Well, colonists on the other hand seldom get their noses out of it.
But if provincials do now and then come up on the other side of the
big pond, like deep sea-fish rising to the surface, they spout and
blow like porpoises, and try to look as large as whales, and people
only laugh at them. Navy officers extol the harbour and the market,
and the kindness and hospitality of the Haligonians, but that is all
they know, and as far as that goes they speak the truth. It wants an
impartial friend like me to hold up the mirror, both for their sakes
and the Downing Street officials too. Is it any wonder then that the
English don't know what they are talking about? Did you ever hear of
the devil's advocate? a nickname I gave to one of the understrappers
of the Colonial office, an ear mark that will stick to the feller for
ever! Well, when they go to make a saint at Rome, and canonize some
one who has been dead so long he is in danger of being forgot, the
cardinals hold a sort of court-martial on him, and a man is appointed
to rake and scrape all he can agin him, and they listen very patiently
to all he has to say, so as not to do things in a hurry. He is called
"the devil's advocate," but he never gained a cause yet. The same form
used to be gone through at Downing Street, by an underling, but he
always gained his point. The nickname of the "devil's advocate" that I
gave him did his business for him, he is no longer there now.
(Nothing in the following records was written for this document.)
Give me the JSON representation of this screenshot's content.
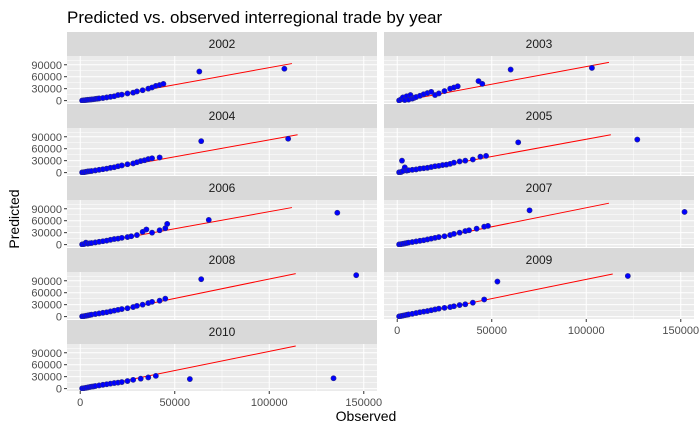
{
  "chart_data": {
    "type": "scatter",
    "title": "Predicted vs. observed interregional trade by year",
    "xlabel": "Observed",
    "ylabel": "Predicted",
    "x_ticks": [
      0,
      50000,
      100000,
      150000
    ],
    "x_tick_labels": [
      "0",
      "50000",
      "100000",
      "150000"
    ],
    "y_ticks": [
      0,
      30000,
      60000,
      90000
    ],
    "y_tick_labels": [
      "0",
      "30000",
      "60000",
      "90000"
    ],
    "xlim": [
      -7000,
      157000
    ],
    "ylim": [
      -6000,
      112000
    ],
    "grid": true,
    "colors": {
      "point_fill": "#0000ff",
      "point_stroke": "#2b2b8a",
      "fit_line": "#ff0000",
      "strip_bg": "#d9d9d9",
      "panel_bg": "#ebebeb",
      "grid": "#ffffff",
      "text": "#000000",
      "tick_text": "#4d4d4d"
    },
    "panels": [
      {
        "label": "2002",
        "fit": [
          [
            0,
            -3000
          ],
          [
            112000,
            93000
          ]
        ],
        "points": [
          [
            1000,
            300
          ],
          [
            2000,
            800
          ],
          [
            3000,
            1500
          ],
          [
            4000,
            2000
          ],
          [
            5000,
            2500
          ],
          [
            6000,
            3000
          ],
          [
            7000,
            3500
          ],
          [
            8000,
            4200
          ],
          [
            9000,
            4800
          ],
          [
            10000,
            5500
          ],
          [
            12000,
            6500
          ],
          [
            14000,
            8000
          ],
          [
            16000,
            9500
          ],
          [
            18000,
            11000
          ],
          [
            20000,
            14000
          ],
          [
            22000,
            15000
          ],
          [
            25000,
            18000
          ],
          [
            28000,
            20000
          ],
          [
            30000,
            23000
          ],
          [
            33000,
            26000
          ],
          [
            36000,
            30000
          ],
          [
            38000,
            33000
          ],
          [
            40000,
            37000
          ],
          [
            42000,
            39000
          ],
          [
            44000,
            42000
          ],
          [
            63000,
            73000
          ],
          [
            108000,
            80000
          ]
        ]
      },
      {
        "label": "2003",
        "fit": [
          [
            0,
            -3000
          ],
          [
            112000,
            96000
          ]
        ],
        "points": [
          [
            1000,
            500
          ],
          [
            2000,
            3000
          ],
          [
            3000,
            8000
          ],
          [
            4000,
            1500
          ],
          [
            5000,
            11000
          ],
          [
            6000,
            2500
          ],
          [
            7000,
            14000
          ],
          [
            8000,
            5000
          ],
          [
            9000,
            7000
          ],
          [
            10000,
            9000
          ],
          [
            12000,
            12000
          ],
          [
            14000,
            16000
          ],
          [
            16000,
            19000
          ],
          [
            18000,
            22000
          ],
          [
            20000,
            14000
          ],
          [
            22000,
            18000
          ],
          [
            25000,
            24000
          ],
          [
            28000,
            30000
          ],
          [
            30000,
            33000
          ],
          [
            32000,
            36000
          ],
          [
            43000,
            49000
          ],
          [
            45000,
            42000
          ],
          [
            60000,
            78000
          ],
          [
            103000,
            82000
          ]
        ]
      },
      {
        "label": "2004",
        "fit": [
          [
            0,
            -3000
          ],
          [
            115000,
            95000
          ]
        ],
        "points": [
          [
            1000,
            500
          ],
          [
            2000,
            1000
          ],
          [
            3000,
            2000
          ],
          [
            4000,
            3000
          ],
          [
            5000,
            3500
          ],
          [
            6000,
            4000
          ],
          [
            8000,
            5500
          ],
          [
            10000,
            7000
          ],
          [
            12000,
            8500
          ],
          [
            14000,
            10000
          ],
          [
            16000,
            12000
          ],
          [
            18000,
            13500
          ],
          [
            20000,
            16000
          ],
          [
            22000,
            18000
          ],
          [
            25000,
            21000
          ],
          [
            28000,
            23000
          ],
          [
            30000,
            26000
          ],
          [
            32000,
            29000
          ],
          [
            34000,
            31000
          ],
          [
            36000,
            34000
          ],
          [
            38000,
            36000
          ],
          [
            42000,
            38000
          ],
          [
            64000,
            79000
          ],
          [
            110000,
            85000
          ]
        ]
      },
      {
        "label": "2005",
        "fit": [
          [
            0,
            -3000
          ],
          [
            113000,
            95000
          ]
        ],
        "points": [
          [
            1000,
            800
          ],
          [
            2000,
            1500
          ],
          [
            2500,
            30000
          ],
          [
            3000,
            4000
          ],
          [
            4000,
            13000
          ],
          [
            5000,
            5000
          ],
          [
            6000,
            6000
          ],
          [
            8000,
            7000
          ],
          [
            10000,
            8000
          ],
          [
            12000,
            10000
          ],
          [
            14000,
            11000
          ],
          [
            16000,
            12000
          ],
          [
            18000,
            14000
          ],
          [
            20000,
            16000
          ],
          [
            22000,
            17000
          ],
          [
            24000,
            19000
          ],
          [
            26000,
            20000
          ],
          [
            28000,
            22000
          ],
          [
            30000,
            25000
          ],
          [
            33000,
            28000
          ],
          [
            36000,
            30000
          ],
          [
            40000,
            33000
          ],
          [
            44000,
            40000
          ],
          [
            47000,
            42000
          ],
          [
            64000,
            76000
          ],
          [
            127000,
            83000
          ]
        ]
      },
      {
        "label": "2006",
        "fit": [
          [
            0,
            -3000
          ],
          [
            112000,
            93000
          ]
        ],
        "points": [
          [
            1000,
            600
          ],
          [
            2000,
            1500
          ],
          [
            3000,
            5000
          ],
          [
            4000,
            2500
          ],
          [
            5000,
            3500
          ],
          [
            6000,
            4000
          ],
          [
            8000,
            5500
          ],
          [
            10000,
            7000
          ],
          [
            12000,
            8500
          ],
          [
            14000,
            10000
          ],
          [
            16000,
            12000
          ],
          [
            18000,
            14000
          ],
          [
            20000,
            15000
          ],
          [
            22000,
            17000
          ],
          [
            25000,
            19000
          ],
          [
            27000,
            21000
          ],
          [
            30000,
            24000
          ],
          [
            33000,
            32000
          ],
          [
            35000,
            38000
          ],
          [
            38000,
            30000
          ],
          [
            42000,
            36000
          ],
          [
            45000,
            41000
          ],
          [
            46000,
            52000
          ],
          [
            68000,
            62000
          ],
          [
            136000,
            80000
          ]
        ]
      },
      {
        "label": "2007",
        "fit": [
          [
            0,
            -3000
          ],
          [
            112000,
            104000
          ]
        ],
        "points": [
          [
            1000,
            600
          ],
          [
            2000,
            1200
          ],
          [
            3000,
            2000
          ],
          [
            4000,
            3000
          ],
          [
            5000,
            4000
          ],
          [
            6000,
            5000
          ],
          [
            8000,
            6500
          ],
          [
            10000,
            8000
          ],
          [
            12000,
            9500
          ],
          [
            14000,
            11000
          ],
          [
            16000,
            13000
          ],
          [
            18000,
            15000
          ],
          [
            20000,
            17000
          ],
          [
            22000,
            19000
          ],
          [
            25000,
            21000
          ],
          [
            28000,
            24000
          ],
          [
            30000,
            27000
          ],
          [
            33000,
            30000
          ],
          [
            36000,
            34000
          ],
          [
            38000,
            36000
          ],
          [
            42000,
            40000
          ],
          [
            46000,
            45000
          ],
          [
            48000,
            47000
          ],
          [
            70000,
            86000
          ],
          [
            152000,
            82000
          ]
        ]
      },
      {
        "label": "2008",
        "fit": [
          [
            0,
            -3000
          ],
          [
            114000,
            108000
          ]
        ],
        "points": [
          [
            1000,
            600
          ],
          [
            2000,
            1200
          ],
          [
            3000,
            2000
          ],
          [
            4000,
            3000
          ],
          [
            5000,
            4000
          ],
          [
            6000,
            5000
          ],
          [
            8000,
            6500
          ],
          [
            10000,
            8000
          ],
          [
            12000,
            9500
          ],
          [
            14000,
            11000
          ],
          [
            16000,
            13000
          ],
          [
            18000,
            15000
          ],
          [
            20000,
            17000
          ],
          [
            22000,
            19000
          ],
          [
            25000,
            21000
          ],
          [
            28000,
            24000
          ],
          [
            30000,
            27000
          ],
          [
            33000,
            30000
          ],
          [
            36000,
            34000
          ],
          [
            38000,
            37000
          ],
          [
            42000,
            40000
          ],
          [
            45000,
            45000
          ],
          [
            64000,
            94000
          ],
          [
            146000,
            104000
          ]
        ]
      },
      {
        "label": "2009",
        "fit": [
          [
            0,
            -3000
          ],
          [
            114000,
            107000
          ]
        ],
        "points": [
          [
            1000,
            600
          ],
          [
            2000,
            1500
          ],
          [
            3000,
            2500
          ],
          [
            4000,
            3500
          ],
          [
            5000,
            4500
          ],
          [
            6000,
            5500
          ],
          [
            8000,
            7000
          ],
          [
            10000,
            9000
          ],
          [
            12000,
            11000
          ],
          [
            14000,
            12500
          ],
          [
            16000,
            14000
          ],
          [
            18000,
            16000
          ],
          [
            20000,
            18000
          ],
          [
            22000,
            20000
          ],
          [
            25000,
            22000
          ],
          [
            28000,
            24000
          ],
          [
            30000,
            26000
          ],
          [
            33000,
            29000
          ],
          [
            36000,
            31000
          ],
          [
            40000,
            35000
          ],
          [
            46000,
            43000
          ],
          [
            53000,
            88000
          ],
          [
            122000,
            102000
          ]
        ]
      },
      {
        "label": "2010",
        "fit": [
          [
            0,
            -3000
          ],
          [
            114000,
            107000
          ]
        ],
        "points": [
          [
            1000,
            500
          ],
          [
            2000,
            1200
          ],
          [
            3000,
            2000
          ],
          [
            4000,
            3000
          ],
          [
            5000,
            4000
          ],
          [
            6000,
            5000
          ],
          [
            7000,
            5500
          ],
          [
            8000,
            6500
          ],
          [
            10000,
            8000
          ],
          [
            12000,
            9500
          ],
          [
            14000,
            11000
          ],
          [
            16000,
            12500
          ],
          [
            18000,
            14000
          ],
          [
            20000,
            15000
          ],
          [
            22000,
            16500
          ],
          [
            25000,
            19000
          ],
          [
            28000,
            22000
          ],
          [
            32000,
            25000
          ],
          [
            36000,
            28000
          ],
          [
            40000,
            32000
          ],
          [
            58000,
            24000
          ],
          [
            134000,
            26000
          ]
        ]
      }
    ]
  }
}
The British cabinet wants the mirror held up to them, to show them how
they look to others. Now, when an order is transmitted by a minister
of the crown, as was done last war, to send all Yankee prisoners to
the fortress of Louisburg for safe keeping, when that fortress more
than sixty years before had been effectually razed from the face of
the earth by engineer officers sent from England for the purpose, why
it is natural a colonist should laugh, and say Capital! only it is a
little too good; and when another minister says, he can't find good
men to be governors, in order to defend appointments that his own
party say are too bad, what language is strong enough to express his
indignation? Had he said openly and manly, We are so situated, and so
bound by parliamentary obligations, we not only have to pass over the
whole body of provincials themselves, who have the most interest and
are best informed in colonial matters, but we have to appoint some
people like those to whom you object, who are forced upon us by
hollerin' their daylights out for us at elections, when we would
gladly select others, who are wholly unexceptionable, and their name
is legion; why, he would have pitied his condition, and admired his
manliness. If this sweeping charge be true, what an encomium it is
upon the Dalhousies, the Gosfords, the Durhams, Sydenhams, Metcalfs,
and Elgins, that they were chosen because suitable men could not be
found if not supported by party. All that can be said for a minister
who talks such stuff, is that a man who knows so little of London as
to be unable to find the shortest way home, may easily lose himself in
the wilds of Canada.
Now we licked the British when we had only three millions of people
including niggers, who are about as much use in a war as crows that
feed on the slain, but don't help to kill 'em. We have "run up" an
empire, as we say of a "wooden house," or as the gall who was asked
where she was raised, said "She warn't raised, she growed up." We have
shot up into manhood afore our beards grew, and have made a nation
that ain't afeard of all creation. Where will you find a nation like
ours? Answer me that question, but don't reply as an Irishman does by
repeating it,--"Is it where I will find one, your Honour?"